NO GADGETS, JUST PAPER
A sheet of grid paper and two pens is already a full game kit. Dots and Boxes (claiming territory with closed loops) is as addictive as go. Everyone knows Battleship, and a game lasts exactly as long as you need to kill some waiting time. Word games like hangman quietly build vocabulary and are great with kids. Bulls and Cows — guess your opponent's secret number in the fewest moves, pure deduction with zero equipment. And Sprouts is a little-known topological game grown from a couple of dots that mathematicians play with real relish. None of it needs anything but a scrap of paper.
CLASSIC ABSTRACTS ON A BOARD
Once a board is on hand, the golden library of two-player games opens up. Chess and checkers need no introduction. Go is humanity's deepest board game built on an almost absurdly simple rule: place a stone, surround territory. Reversi (Othello) is learned in a minute: flip the discs you bracket, whoever has more at the end wins. Halma (Chinese-checkers style) is a race — move all your pieces into the opposite corner, hopping over yours and theirs. What they share is one thing: no luck, just two minds against each other, and an almost instant rematch.
WHY ABSTRACTS ESPECIALLY
Games with no dice and no cards are fair to both sides: the result depends only on your decisions, and "bad luck" is no excuse. The rule takes minutes to learn while mastery grows over years — that's how chess, go and reversi have held generations. Games are short, and losing makes you want to get even right away. That's the ideal format for two: a live, direct clash with no random teammate and no long wait for someone else's move.

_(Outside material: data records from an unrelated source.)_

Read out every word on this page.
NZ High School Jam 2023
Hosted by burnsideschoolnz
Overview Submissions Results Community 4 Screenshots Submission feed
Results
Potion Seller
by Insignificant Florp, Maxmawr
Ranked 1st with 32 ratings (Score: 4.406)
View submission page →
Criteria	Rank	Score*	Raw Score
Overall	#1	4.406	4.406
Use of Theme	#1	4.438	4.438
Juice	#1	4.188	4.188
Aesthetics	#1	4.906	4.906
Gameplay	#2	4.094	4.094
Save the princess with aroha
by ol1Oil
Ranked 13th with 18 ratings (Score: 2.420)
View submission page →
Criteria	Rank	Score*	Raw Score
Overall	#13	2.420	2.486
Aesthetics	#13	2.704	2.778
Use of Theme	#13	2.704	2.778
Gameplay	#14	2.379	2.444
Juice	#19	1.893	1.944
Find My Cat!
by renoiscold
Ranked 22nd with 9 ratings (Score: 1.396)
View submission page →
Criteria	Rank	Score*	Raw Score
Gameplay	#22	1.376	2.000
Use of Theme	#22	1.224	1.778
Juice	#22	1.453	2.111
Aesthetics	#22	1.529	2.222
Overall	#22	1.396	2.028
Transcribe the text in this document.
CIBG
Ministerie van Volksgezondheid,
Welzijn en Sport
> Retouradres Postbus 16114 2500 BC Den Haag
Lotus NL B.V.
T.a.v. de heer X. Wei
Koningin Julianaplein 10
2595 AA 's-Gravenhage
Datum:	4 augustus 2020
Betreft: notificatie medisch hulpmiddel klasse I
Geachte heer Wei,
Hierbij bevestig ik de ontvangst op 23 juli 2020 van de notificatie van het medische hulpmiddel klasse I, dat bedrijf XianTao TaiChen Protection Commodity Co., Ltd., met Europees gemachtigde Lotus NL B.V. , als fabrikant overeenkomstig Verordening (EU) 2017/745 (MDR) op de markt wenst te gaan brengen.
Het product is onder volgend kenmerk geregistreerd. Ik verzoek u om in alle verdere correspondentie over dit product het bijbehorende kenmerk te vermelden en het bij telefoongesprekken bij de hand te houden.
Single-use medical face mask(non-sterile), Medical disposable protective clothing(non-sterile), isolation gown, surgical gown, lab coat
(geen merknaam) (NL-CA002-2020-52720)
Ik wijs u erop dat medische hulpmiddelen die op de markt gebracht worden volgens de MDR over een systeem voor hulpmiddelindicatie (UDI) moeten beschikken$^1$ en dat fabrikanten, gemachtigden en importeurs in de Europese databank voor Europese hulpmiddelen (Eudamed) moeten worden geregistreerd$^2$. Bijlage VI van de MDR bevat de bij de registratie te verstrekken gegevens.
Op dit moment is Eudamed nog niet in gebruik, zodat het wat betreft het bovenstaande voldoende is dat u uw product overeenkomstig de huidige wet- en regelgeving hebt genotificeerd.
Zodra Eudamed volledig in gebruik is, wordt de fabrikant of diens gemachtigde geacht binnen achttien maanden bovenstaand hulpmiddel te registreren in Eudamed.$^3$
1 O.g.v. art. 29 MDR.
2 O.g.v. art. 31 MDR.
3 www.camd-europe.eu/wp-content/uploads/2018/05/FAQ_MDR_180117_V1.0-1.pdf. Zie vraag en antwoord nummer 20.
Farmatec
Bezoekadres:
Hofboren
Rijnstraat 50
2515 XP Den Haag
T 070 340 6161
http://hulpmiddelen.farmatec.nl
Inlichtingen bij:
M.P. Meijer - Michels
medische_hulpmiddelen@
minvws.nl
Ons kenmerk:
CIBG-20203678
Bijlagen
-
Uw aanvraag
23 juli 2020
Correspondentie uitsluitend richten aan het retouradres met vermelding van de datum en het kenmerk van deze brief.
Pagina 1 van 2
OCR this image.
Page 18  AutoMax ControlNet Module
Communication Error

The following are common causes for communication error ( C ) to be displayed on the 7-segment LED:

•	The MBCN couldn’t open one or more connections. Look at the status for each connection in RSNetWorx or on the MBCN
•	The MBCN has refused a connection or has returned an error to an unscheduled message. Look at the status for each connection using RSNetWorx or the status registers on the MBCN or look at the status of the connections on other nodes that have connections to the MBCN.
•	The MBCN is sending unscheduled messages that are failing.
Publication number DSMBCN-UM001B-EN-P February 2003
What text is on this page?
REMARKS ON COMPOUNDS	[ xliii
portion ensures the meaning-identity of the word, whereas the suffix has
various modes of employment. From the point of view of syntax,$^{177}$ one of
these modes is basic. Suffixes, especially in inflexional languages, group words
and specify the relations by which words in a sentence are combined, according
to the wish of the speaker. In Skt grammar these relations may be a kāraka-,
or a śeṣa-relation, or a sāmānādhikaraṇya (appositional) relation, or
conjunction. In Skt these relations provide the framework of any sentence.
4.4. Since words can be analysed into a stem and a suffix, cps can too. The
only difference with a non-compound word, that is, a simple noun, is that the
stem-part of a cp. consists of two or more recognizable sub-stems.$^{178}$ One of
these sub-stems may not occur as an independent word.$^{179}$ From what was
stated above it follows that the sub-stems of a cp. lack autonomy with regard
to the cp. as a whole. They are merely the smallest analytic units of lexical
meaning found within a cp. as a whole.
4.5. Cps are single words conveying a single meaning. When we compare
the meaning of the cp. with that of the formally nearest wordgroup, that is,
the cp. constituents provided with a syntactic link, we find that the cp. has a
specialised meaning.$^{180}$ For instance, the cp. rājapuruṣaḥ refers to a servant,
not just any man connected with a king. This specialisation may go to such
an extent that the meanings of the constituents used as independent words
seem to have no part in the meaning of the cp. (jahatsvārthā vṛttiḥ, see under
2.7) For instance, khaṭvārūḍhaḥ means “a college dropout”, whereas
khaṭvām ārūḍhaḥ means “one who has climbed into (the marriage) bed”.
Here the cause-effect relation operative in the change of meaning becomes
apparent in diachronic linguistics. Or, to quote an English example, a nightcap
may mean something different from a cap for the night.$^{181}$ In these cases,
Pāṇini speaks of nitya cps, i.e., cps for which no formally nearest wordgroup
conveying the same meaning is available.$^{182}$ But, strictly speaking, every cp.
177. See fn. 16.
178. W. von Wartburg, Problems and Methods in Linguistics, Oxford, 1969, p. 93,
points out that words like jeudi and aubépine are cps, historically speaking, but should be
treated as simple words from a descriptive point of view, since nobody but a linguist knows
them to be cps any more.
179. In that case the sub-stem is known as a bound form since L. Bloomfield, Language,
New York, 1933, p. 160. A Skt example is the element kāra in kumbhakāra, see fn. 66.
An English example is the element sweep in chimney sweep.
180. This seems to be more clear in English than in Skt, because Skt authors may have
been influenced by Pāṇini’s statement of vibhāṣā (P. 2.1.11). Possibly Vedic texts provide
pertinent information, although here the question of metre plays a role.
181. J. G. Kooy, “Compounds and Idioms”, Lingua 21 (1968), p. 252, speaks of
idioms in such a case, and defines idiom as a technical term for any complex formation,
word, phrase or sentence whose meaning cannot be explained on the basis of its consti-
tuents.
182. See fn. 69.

WHEN YOU'RE APART — OVER THE NETWORK
If you're in different places, playing over the network saves the evening. Browser games are the easiest: nothing to install, just open a link and play in real time. Look for a two-player online mode (matchmaking or an invite-a-friend game) and, just in case, a strong bot for when your partner is offline. Then the game never depends on whether someone happens to be around right now.
HIGHRISE HEIST FOR TWO
Among modern abstract strategies to play over the network, Highrise Heist (RU "Перехват высотки") is an easy one to try. It's an original board game that runs right in the browser — free, no registration, in Russian and English. The rules take a minute: on 10 stands you place blocks and complete "highrises"; the color of the top group owns the highrise, and your goal is to close 6 of 10 in your color. The twist is the transfer: you can lift your top group and set it on another stand, snatching a nearly finished highrise at the last moment. That's where the constant comebacks and tense endings come from. You can play head-to-head online in real time, and when there's no partner, against an AlphaZero-class AI with five difficulty levels.
The bottom line is simple: to play together you often need nothing more than a sheet of paper or an old board, and when you're apart, a browser connects you in a couple of seconds. Start with a single short game of any of these — and the evening won't be boring anymore.